Out: Fat shaming. In: Trash shaming

We’ve probably had a “shaming” society pretty much as long as the country has been here. Seriously… if you were in Massachusetts in the 1600s and wore the wrong clothes they could lock you in the stocks overnight. But shaming has gone digital in the era of social media which makes it much faster and easier to pass judgment on people you’ve never even met and sometimes it can come back to haunt you. Fat shaming, for example, can get you in trouble, as one comedian recently found out. But not all the shaming is happening online. In Seattle, Washington, the local government is going all old school on the residents and sending out real live people to poke through your trash and call you out if you’re not recycling carefully enough. (Fox News)

When it comes to garbage, the city of Seattle has launched a waste war.

Nine full-time solid waste inspectors have been hired as part of a controversial program to check city trash to make sure people are recycling. Additionally, contracted waste haulers have been effectively deputized as trash police, given the authority to tag bins when people fail to recycle and compost enough.

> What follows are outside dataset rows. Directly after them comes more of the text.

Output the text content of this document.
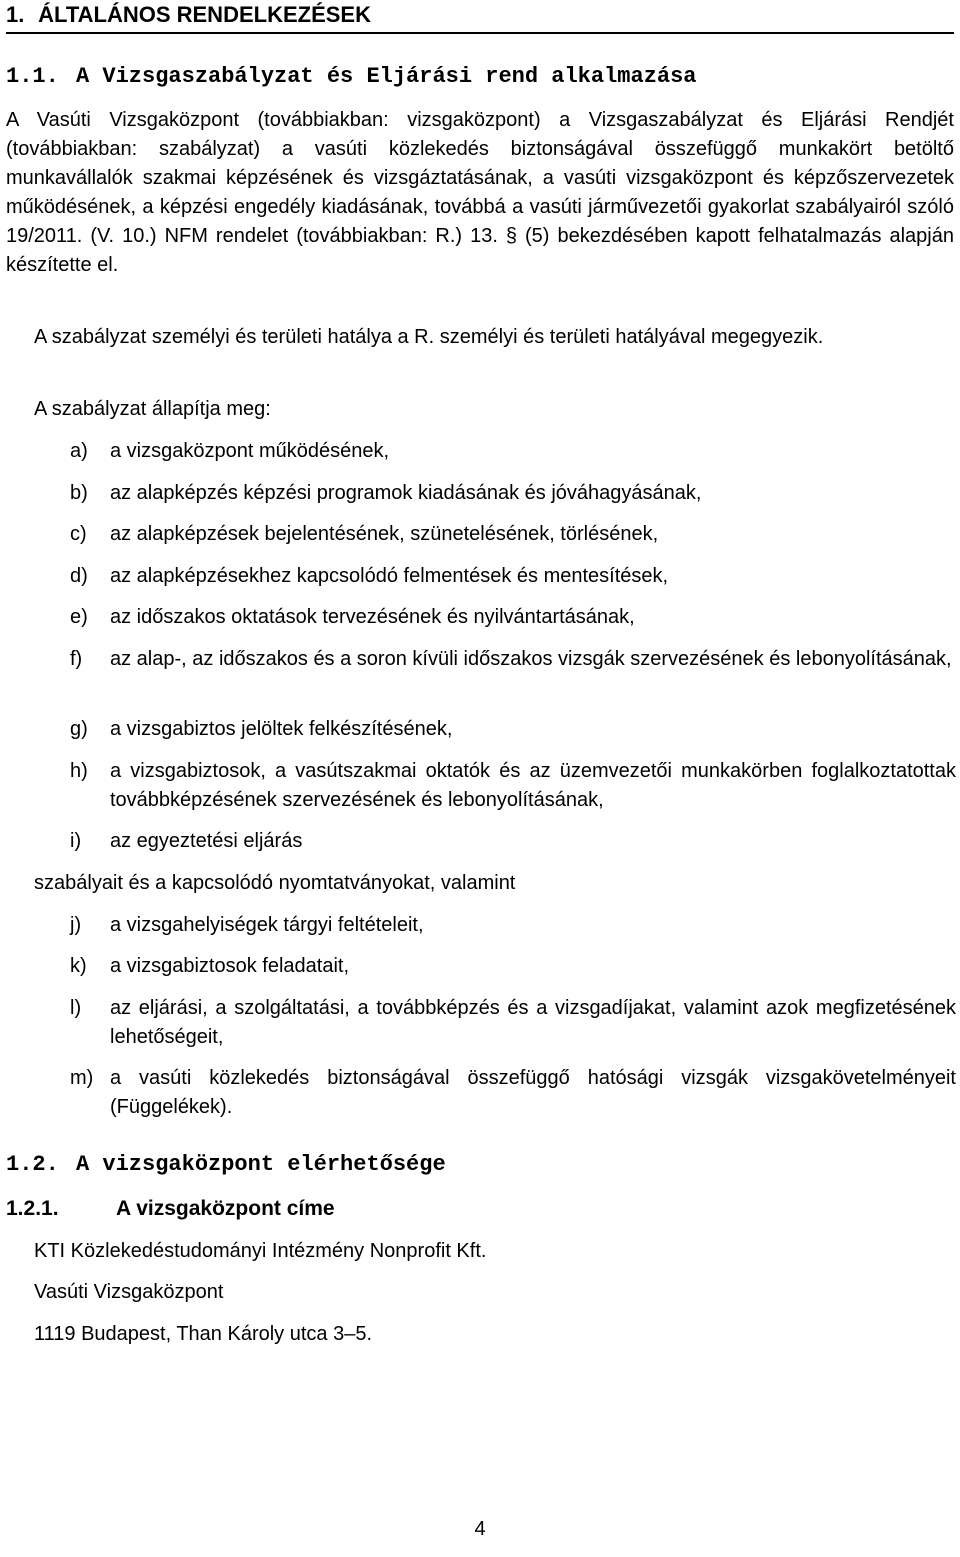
1. ÁLTALÁNOS RENDELKEZÉSEK
1.1. A Vizsgaszabályzat és Eljárási rend alkalmazása
A Vasúti Vizsgaközpont (továbbiakban: vizsgaközpont) a Vizsgaszabályzat és Eljárási Rendjét (továbbiakban: szabályzat) a vasúti közlekedés biztonságával összefüggő munkakört betöltő munkavállalók szakmai képzésének és vizsgáztatásának, a vasúti vizsgaközpont és képzőszervezetek működésének, a képzési engedély kiadásának, továbbá a vasúti járművezetői gyakorlat szabályairól szóló 19/2011. (V. 10.) NFM rendelet (továbbiakban: R.) 13. § (5) bekezdésében kapott felhatalmazás alapján készítette el.
A szabályzat személyi és területi hatálya a R. személyi és területi hatályával megegyezik.
A szabályzat állapítja meg:
a)	a vizsgaközpont működésének,
b)	az alapképzés képzési programok kiadásának és jóváhagyásának,
c)	az alapképzések bejelentésének, szünetelésének, törlésének,
d)	az alapképzésekhez kapcsolódó felmentések és mentesítések,
e)	az időszakos oktatások tervezésének és nyilvántartásának,
f)	az alap-, az időszakos és a soron kívüli időszakos vizsgák szervezésének és lebonyolításának,
g)	a vizsgabiztos jelöltek felkészítésének,
h)	a vizsgabiztosok, a vasútszakmai oktatók és az üzemvezetői munkakörben foglalkoztatottak továbbképzésének szervezésének és lebonyolításának,
i)	az egyeztetési eljárás
szabályait és a kapcsolódó nyomtatványokat, valamint
j)	a vizsgahelyiségek tárgyi feltételeit,
k)	a vizsgabiztosok feladatait,
l)	az eljárási, a szolgáltatási, a továbbképzés és a vizsgadíjakat, valamint azok megfizetésének lehetőségeit,
m) a vasúti közlekedés biztonságával összefüggő hatósági vizsgák vizsgakövetelményeit (Függelékek).
1.2. A vizsgaközpont elérhetősége
1.2.1.	A vizsgaközpont címe
KTI Közlekedéstudományi Intézmény Nonprofit Kft.
Vasúti Vizsgaközpont
1119 Budapest, Than Károly utca 3–5.
4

The program is now the subject of a lawsuit, as residents fume over what some call an intrusive government program.

“I understand people have noble goals,” said Keli Carender, who got tagged two weeks in a row, an offense that soon could bring a fine. “But at some point we have to say, you can’t violate my rights to achieve this noble goal.”

This would normally be a story that’s prime for mocking, but once you get past the rather nanny-state sounding headline there are a couple of valid points. First, the angry residents are making a privacy claim, but that seems to be muddled at best. I know that in other states (like mine) the courts have ruled that anything you put out on trash day is fair game for law enforcement or pretty much anyone else. As the article notes, that’s a case which has gone to the Supreme Court. But the Washington State Supreme Court “went in the other direction” and said that the trash is protected. (Wait… they can do that?) Either way, claiming a violation of their 4th amendment rights seems to be a bit of a stretch to prevent having your trash inspected for recycling content.

Further, trash handling laws tend to be a local issue, or at most a state level debate. Residents have a lot more direct feedback and control of such things. If you don’t like the recycling laws where you live you should probably get them changed. In this case, they have mandated that some minimum percentage needs to be recycled or composted (because… Seattle) and if it’s the law it’s the law, no matter how much of a pain in the butt it may be.

Still, putting tags on people’s trash and highlighting their names in the local police report seems a bit much for a trash infraction, doesn’t it? Couldn’t this be settled with a ticket sent in the mail? I mean, we’re talking about a fine ranging from one dollar to fifty here. And while we’re on the subject of money, they hired nine full time government workers to look for recycling violators? How many fines do you have to collect to make up for all those salaries? Your tax dollars at work!